I want to start by saying I don’t ever appreciate the sanctimonious parents who sit up on high, with college graduates who are working in the mission field, telling me ‘train up my child the way she should go…’ I do appreciate a good mentor mom, but not so much the moms who want to speak into my situation without becoming part of my everyday life. Especially not the moms who want to act like it was perfection the whole way. Be real with me, lady. Tell me about the days you slumped against your door and cried for 45 minutes, completely sure you were screwing it all up. Then we can talk.
So if I start sounding like that mom please stop reading. I am not worthy of your insanely busy life and the precious few minutes it will take to read this. I’m a mom, I get it. If you have any time to be blessed by a blog, it better show up and bless you.
Having said that, I have to share a small astonishment that happened to me this weekend. I lifted my head up for a bit from some work I wanted to get done in the morning before starting the rest of the day. Of course that took me longer than it should have and it was almost lunch time. I went into the kitchen, where I had put a list of chores I wanted the girls to do. I looked at the list, I looked around the house, and the chores were done.
It was awesome.
I say this because my life, perhaps like yours, is too often marinated in nagging. I hate it and my kids hate it, and on some open window days I am sure my neighbors hate it. Yet it creeps in there. Despite my best efforts to keep it out, it overtakes me like a tidal wave and creates an atmosphere nobody likes. This morning I did something different. I made the list, showed them the list, and walked away. Did stuff get done as quickly as I would have liked? No. But who cares?? It got done with no nagging.
Astonishing.
Lest you think I actually had an epiphany about a new approach to parenting, I will tell you I wrote those lists down as much for myself as for them. I have been known to forget what the heck I wanted them to do and then the day is over and I end up doing it all myself. So this was a little bit about my mom brain and a little bit about being too tired and too busy to ride them until the stuff got done. And that’s the humble truth. I mean, if I can’t be honest with you I should throw in the blog towel. But I will say this: making a choice not to nag and instead to walk away and trust my kids was intentional. Motivated a little by laziness? Possibly, but intentional nonetheless. They are at the age where this stuff should be sinking in, so I guess in some way I was testing whether it had.

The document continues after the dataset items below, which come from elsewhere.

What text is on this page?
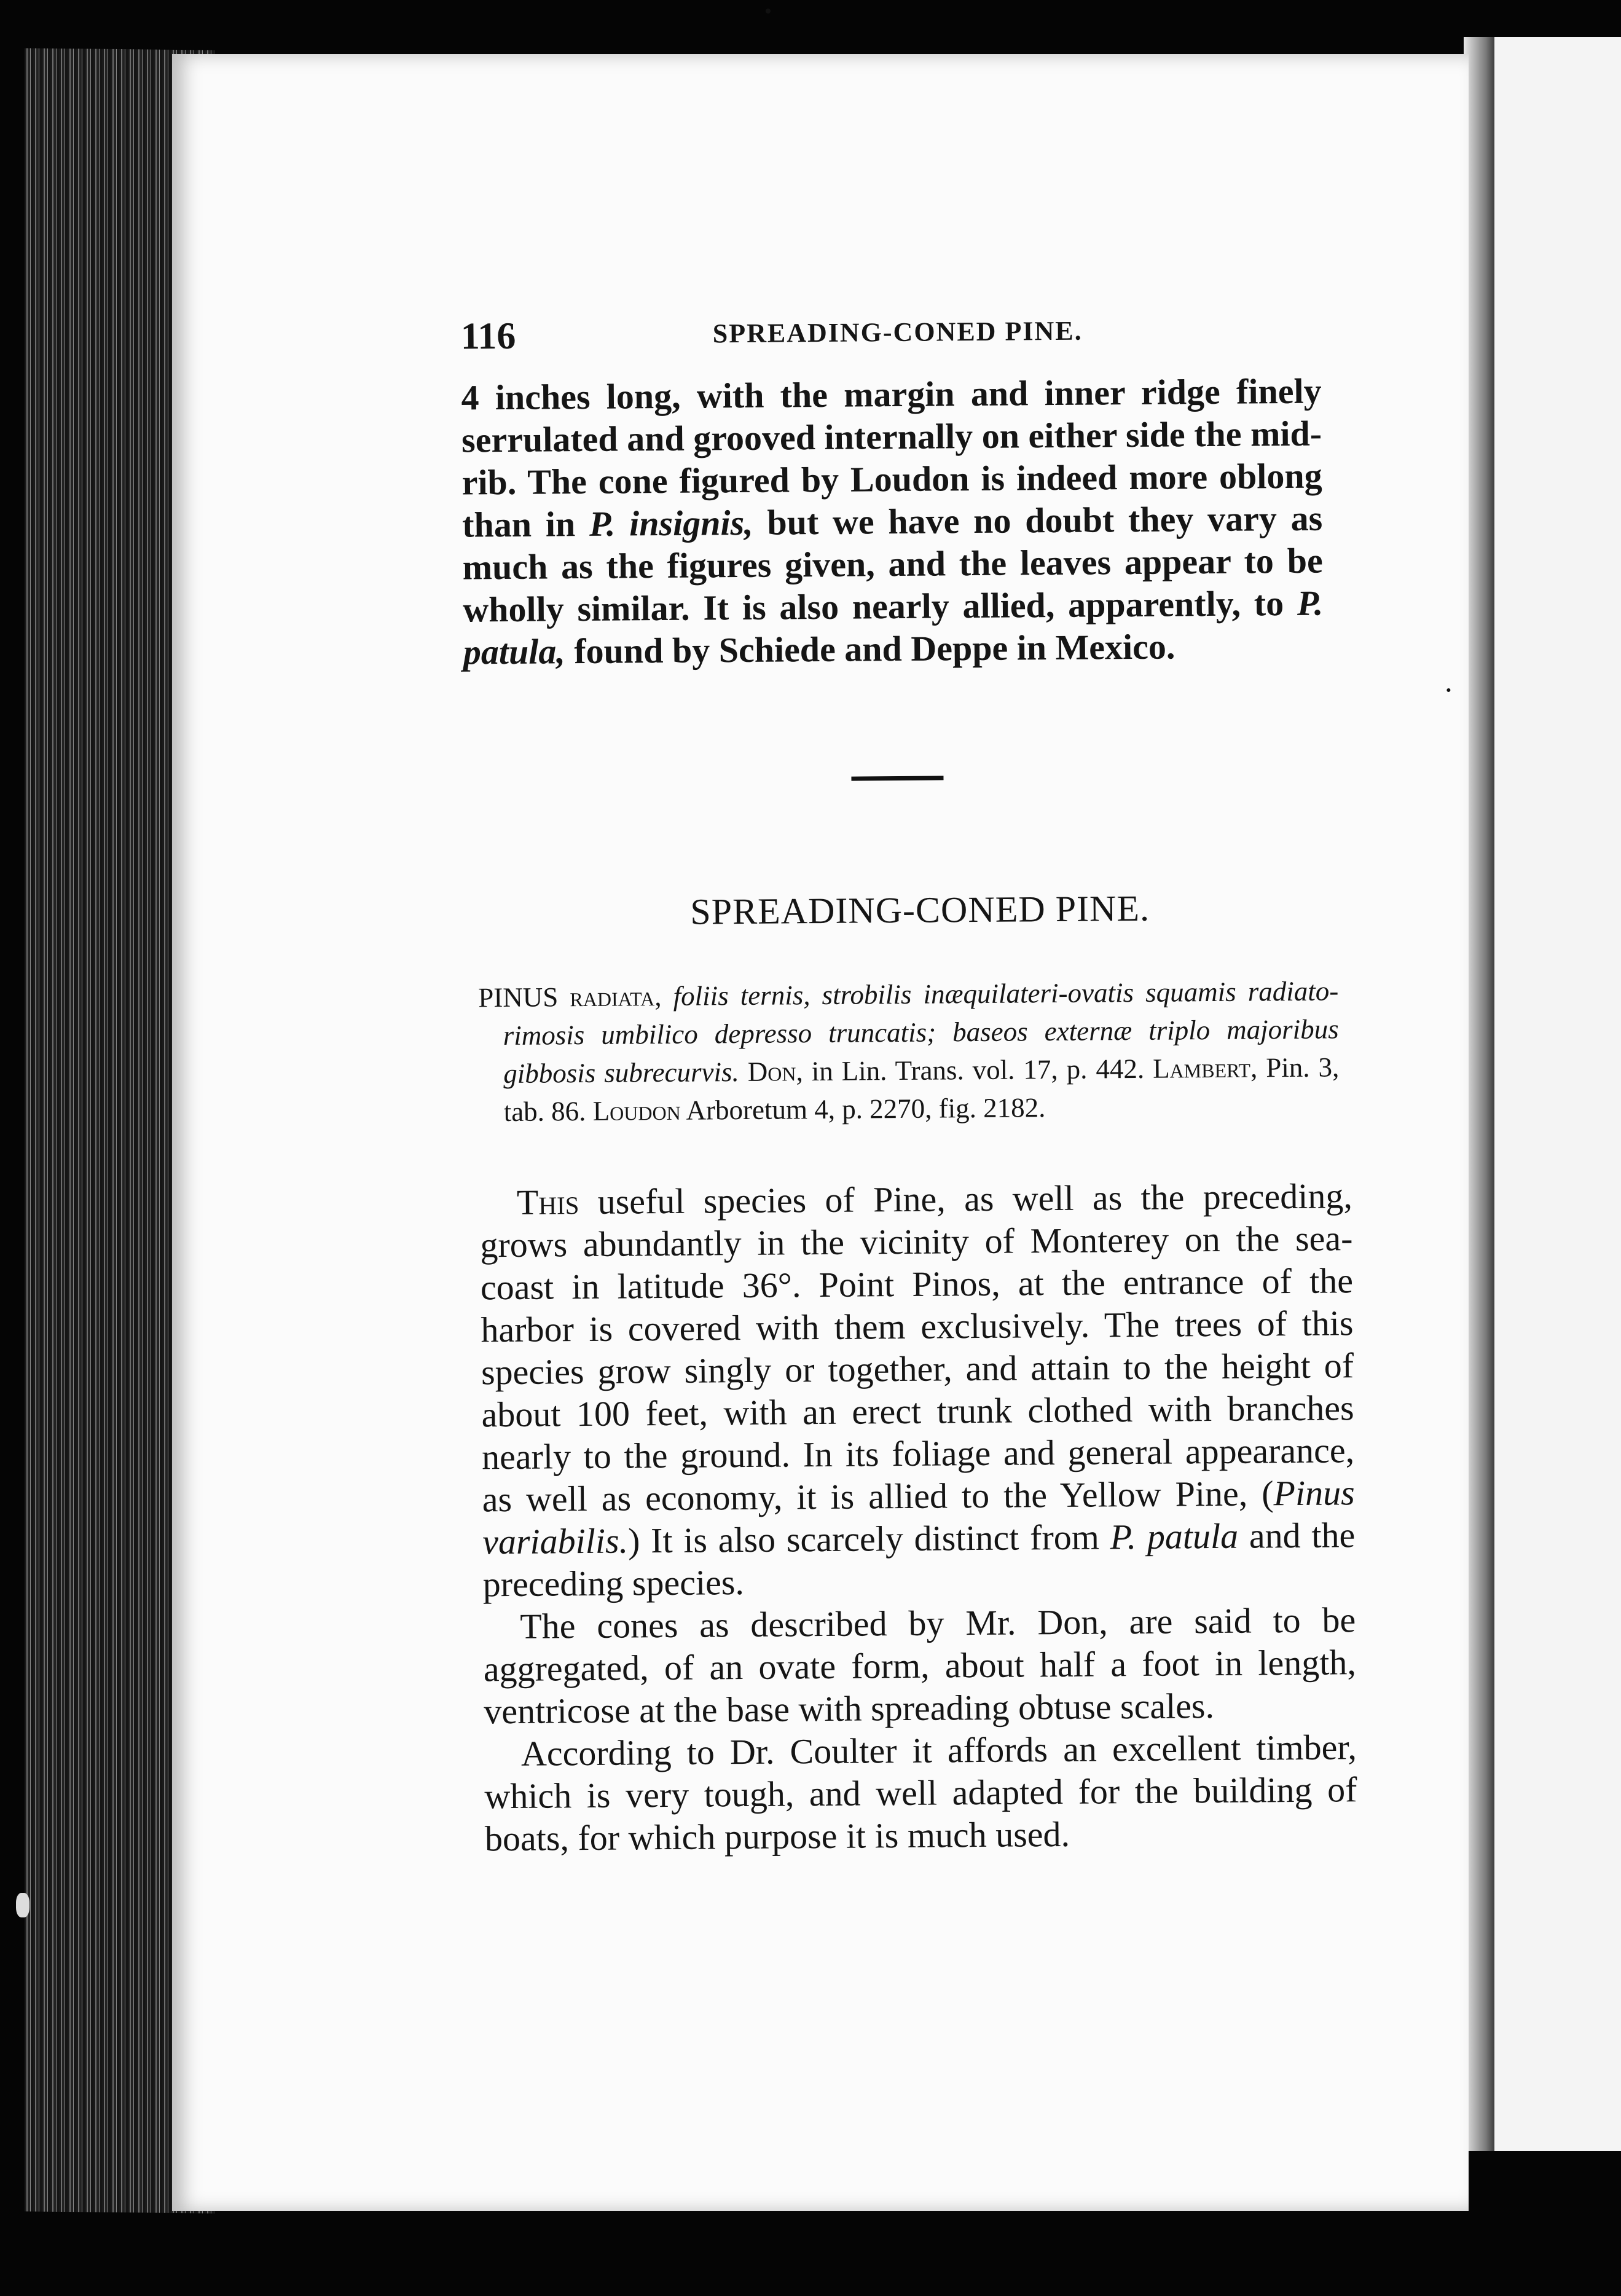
116	SPREADING-CONED PINE.
4 inches long, with the margin and inner ridge finely serrulated and grooved internally on either side the mid-rib. The cone figured by Loudon is indeed more oblong than in P. insignis, but we have no doubt they vary as much as the figures given, and the leaves appear to be wholly similar. It is also nearly allied, apparently, to P. patula, found by Schiede and Deppe in Mexico.
SPREADING-CONED PINE.

PINUS radiata, foliis ternis, strobilis inæquilateri-ovatis squamis radiato-rimosis umbilico depresso truncatis; baseos externæ triplo majoribus gibbosis subrecurvis. Don, in Lin. Trans. vol. 17, p. 442. Lambert, Pin. 3, tab. 86. Loudon Arboretum 4, p. 2270, fig. 2182.

This useful species of Pine, as well as the preceding, grows abundantly in the vicinity of Monterey on the sea-coast in latitude 36°. Point Pinos, at the entrance of the harbor is covered with them exclusively. The trees of this species grow singly or together, and attain to the height of about 100 feet, with an erect trunk clothed with branches nearly to the ground. In its foliage and general appearance, as well as economy, it is allied to the Yellow Pine, (Pinus variabilis.) It is also scarcely distinct from P. patula and the preceding species.

The cones as described by Mr. Don, are said to be aggregated, of an ovate form, about half a foot in length, ventricose at the base with spreading obtuse scales.

According to Dr. Coulter it affords an excellent timber, which is very tough, and well adapted for the building of boats, for which purpose it is much used.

This is one of those quiet moments when God reassures me to keep doing what I’m doing. My husband and I do a pretty good (not perfect) job of talking to the girls about responsibility and kindness and all that stuff. We do a lot of talking about Jesus and the Bible and the way God wants us to live. We do pray together as a family but we don’t do family devotionals (I would love a recommendation if you have one, especially for families with teens) and we mess up the role model thing a lot, both in our words and in our deeds. Could our best actually turn out to be good enough? Most days I worry that’s not the case. Ok, every day. But sometimes, when I least expect it, God comforts me by allowing me to see glimpses of the good stuff getting in there with my girls. So I want to encourage you too. It’s getting in there.
I am so crazy about my girls and who they are becoming. I am so crazy about my God and who He is making me to be.
The most astonishing thing about parenting God’s way is how it draws me closer to Him. How He shows me Himself in big and small ways through this awesome job of mom. I love Matthew 7:11: “ If you, then, though you are evil, know how to give good gifts to your children, how much more will your Father in heaven give good gifts to those who ask him!”
What a loving God we serve.
And oh yeah, “Train up a child in the way he should go: and when he is old, he will not depart from it.” that’s Proverbs 22:6, and I’m still holding on to it by my teeth.
Holly Lazzaro is part of a weekly radio program and podcast called “Study With Friends,” a unique format of 4-5 different women each week, gathering around the Bible to study God’s Word. With organic conversation and authentic personalities, it’s a fresh offering on the Christian airwaves. For more information or to listen to the program, visit our bible study page.
Shay says
Ughhhhh. I seriously have a list posted every Saturday morning, and it is the thorn in my ever-loving side. If I don’t nag, it won’t get done. And I hate myself when I nag! I try to be laid-back about it and act like I trust them to do these things, but then am somehow surprised at the end of the day when they did none of it. Where is the happy medium in this, where I tell them what needs done and they willingly actually do it??